O livro “Ainda Estou Aqui”, que acaba de ganhar reedição pela Alfaguara, aparece na tela em recriação bastante livre. O relato emocionado e evocativo de Marcelo Rubens Paiva começa na Quinta Vara da Família, no Fórum João Mendes, em São Paulo, onde os filhos vão cumprir, ao lado da mãe, o ritual da “interdição”. Ou seja – como escreve o próprio Marcelo – “Esperávamos que, como de praxe, (o juiz) fosse constituir um perito judicial de sua confiança para tirar os direitos civis de uma bacharel”. Com Alzheimer, a advogada não sabia dizer em que ano estava, nem quem era o presidente da República (“Veroca, como se falasse com uma criança, ainda tentou: – Mamãe, você conhece ele, é o Lu…”).
O filme de Walter Salles condensa a perda da memória de Eunice Paiva em sequência breve, realizada durante almoço em família. Já octogenária (Eunice morreu aos 86 anos), a vemos com olhar perdido, alheia à festa organizada pelos filhos e netos.

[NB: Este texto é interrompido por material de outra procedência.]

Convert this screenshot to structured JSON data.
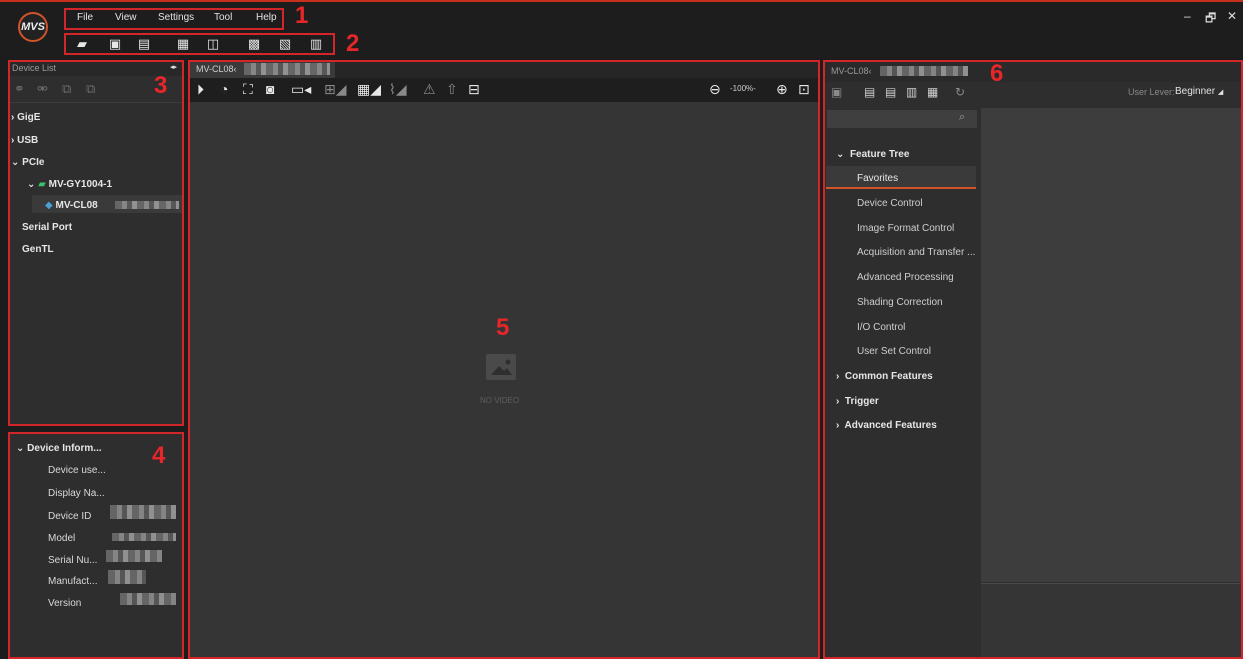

Na coletiva de imprensa do filme na Mostra paulistana, Marcelo Rubens Paiva (outros de seus escritos foram adaptados para o cinema – “Feliz Ano Velho”, por Roberto Gervitz, 1987, “Malu de Bicicleta”, por Flávio R. Tambellini, 2010), deu clara demonstração de que não se aferra a seus textos, por entender que cinema e literatura são linguagens bem diferentes.

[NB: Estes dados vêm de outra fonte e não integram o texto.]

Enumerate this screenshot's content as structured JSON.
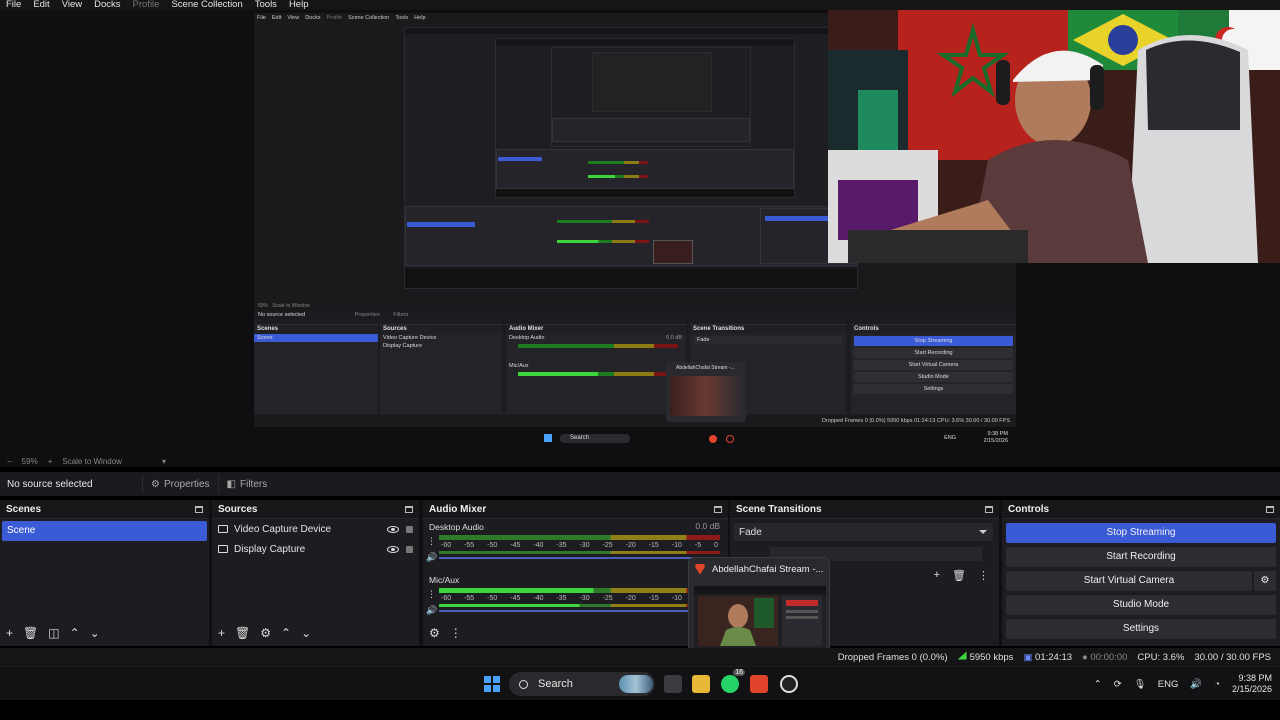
{
  "menu": {
    "items": [
      "File",
      "Edit",
      "View",
      "Docks",
      "Profile",
      "Scene Collection",
      "Tools",
      "Help"
    ],
    "disabled": [
      "Profile"
    ]
  },
  "preview": {
    "zoom": "59%",
    "scale_mode": "Scale to Window",
    "inner": {
      "menu": [
        "File",
        "Edit",
        "View",
        "Docks",
        "Profile",
        "Scene Collection",
        "Tools",
        "Help"
      ],
      "zoom": "59%",
      "scale_mode": "Scale to Window",
      "no_source": "No source selected",
      "properties": "Properties",
      "filters": "Filters",
      "scenes_title": "Scenes",
      "scene_item": "Scene",
      "sources_title": "Sources",
      "sources": [
        "Video Capture Device",
        "Display Capture"
      ],
      "mixer_title": "Audio Mixer",
      "desktop_audio": "Desktop Audio",
      "db": "0.0 dB",
      "mic": "Mic/Aux",
      "transitions_title": "Scene Transitions",
      "transition": "Fade",
      "controls_title": "Controls",
      "controls": [
        "Stop Streaming",
        "Start Recording",
        "Start Virtual Camera",
        "Studio Mode",
        "Settings"
      ],
      "thumb_title": "AbdellahChafai Stream -...",
      "status": "Dropped Frames 0 (0.0%)   5950 kbps   01:24:13   CPU: 3.6%   30.00 / 30.00 FPS",
      "search": "Search",
      "tray": "ENG",
      "clock_time": "9:38 PM",
      "clock_date": "2/15/2026"
    }
  },
  "context": {
    "no_source": "No source selected",
    "properties": "Properties",
    "filters": "Filters"
  },
  "scenes": {
    "title": "Scenes",
    "items": [
      "Scene"
    ]
  },
  "sources": {
    "title": "Sources",
    "items": [
      "Video Capture Device",
      "Display Capture"
    ]
  },
  "mixer": {
    "title": "Audio Mixer",
    "channels": [
      {
        "name": "Desktop Audio",
        "db": "0.0 dB",
        "level": 0
      },
      {
        "name": "Mic/Aux",
        "db": "",
        "level": 0.55
      }
    ],
    "scale": [
      "-60",
      "-55",
      "-50",
      "-45",
      "-40",
      "-35",
      "-30",
      "-25",
      "-20",
      "-15",
      "-10",
      "-5",
      "0"
    ]
  },
  "transitions": {
    "title": "Scene Transitions",
    "selected": "Fade"
  },
  "controls": {
    "title": "Controls",
    "stop_streaming": "Stop Streaming",
    "start_recording": "Start Recording",
    "start_virtual_camera": "Start Virtual Camera",
    "studio_mode": "Studio Mode",
    "settings": "Settings"
  },
  "status": {
    "dropped": "Dropped Frames 0 (0.0%)",
    "bitrate": "5950 kbps",
    "stream_time": "01:24:13",
    "rec_time": "00:00:00",
    "cpu": "CPU: 3.6%",
    "fps": "30.00 / 30.00 FPS"
  },
  "thumbnail": {
    "title": "AbdellahChafai Stream -..."
  },
  "taskbar": {
    "search": "Search",
    "whatsapp_badge": "16",
    "lang": "ENG",
    "time": "9:38 PM",
    "date": "2/15/2026"
  },
  "colors": {
    "accent": "#3b5bd6",
    "meter_green": "#3ed43e",
    "brave": "#e2432b"
  }
}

“Walter me mandava todas as versões do roteiro para eu ler e eu mesmo dizia: tem diálogo demais, corta, corta!”. Daí que “cortamos muito, muito mesmo”. Naquela época, em que se deu o desaparecimento e assassinato do ex-deputado Rubens Paiva – lembrou Marcelo –, “eu vivia a inocência dos meus 13 anos”.
Paralelo ao lançamento de “Ainda Estou Aqui” no Brasil, sua equipe trabalha incansavelmente, com a Sony Pictures na retaguarda, pela colocação do filme na disputa pelo Oscar. Se possível, em duas categorias – melhor filme internacional e melhor atriz (Fernanda Torres).
WSJr, que teve “Central do Brasil” e Fernanda Montenegro indicados 25 anos atrás, está muito cauteloso. Acredita que as mudanças na Academia de Artes e Ciências Cinematográficas de Hollywood são imensas. Naquela época, 1999, “a maioria absoluta dos associados era composta de norte-americanos residentes no eixo Nova York-Los Angeles”. Hoje, “metade dos mais de 11 mil associados são originários da Europa (200 são franceses), Ásia, África e América do Sul”. Desses, 50 ou 60 são brasileiros. Vota quem estiver em dia com suas obrigações de associado. Registre-se que, cada um deles, deve pagar taxa anual no valor de US$2 mil (pesado para os padrões do Terceiro Mundo).
Em matéria publicada no jornal The Washington Post (e traduzida pelo Estadão de primeiro de novembro último), os repórteres Sonia Rao e Jada Yuan demonstram “Como os Festivais Determinam a Corrida ao Oscar” e especulam sobre os filmes e atores mais cotados para a festa hollywoodiana de 2025.
Os dois jornalistas não analisam as chances de possíveis finalistas ao Oscar internacional. Mas colocam Fernanda Torres com razoáveis chances de indicação. Como sempre, as atrizes anglo-saxãs ocupam a dianteira. São citadas como favoritas: Angelina Jolie (“Maria”), Nicole Kidman (“Babygirl”), Demi Moore (“A Substância”) e Mikey Madison (“Anora”). Todos os filmes evocados são de expressão inglesa. Já a atriz-trans espanhola Karla Sofia Gascón (do francês “Emilia Pérez”, ambientado no México), a irlandesa Saorise Ronan (com dois filmes), Amy Adams (“Canina”) e Fernanda Torres entram como “nomes possíveis”.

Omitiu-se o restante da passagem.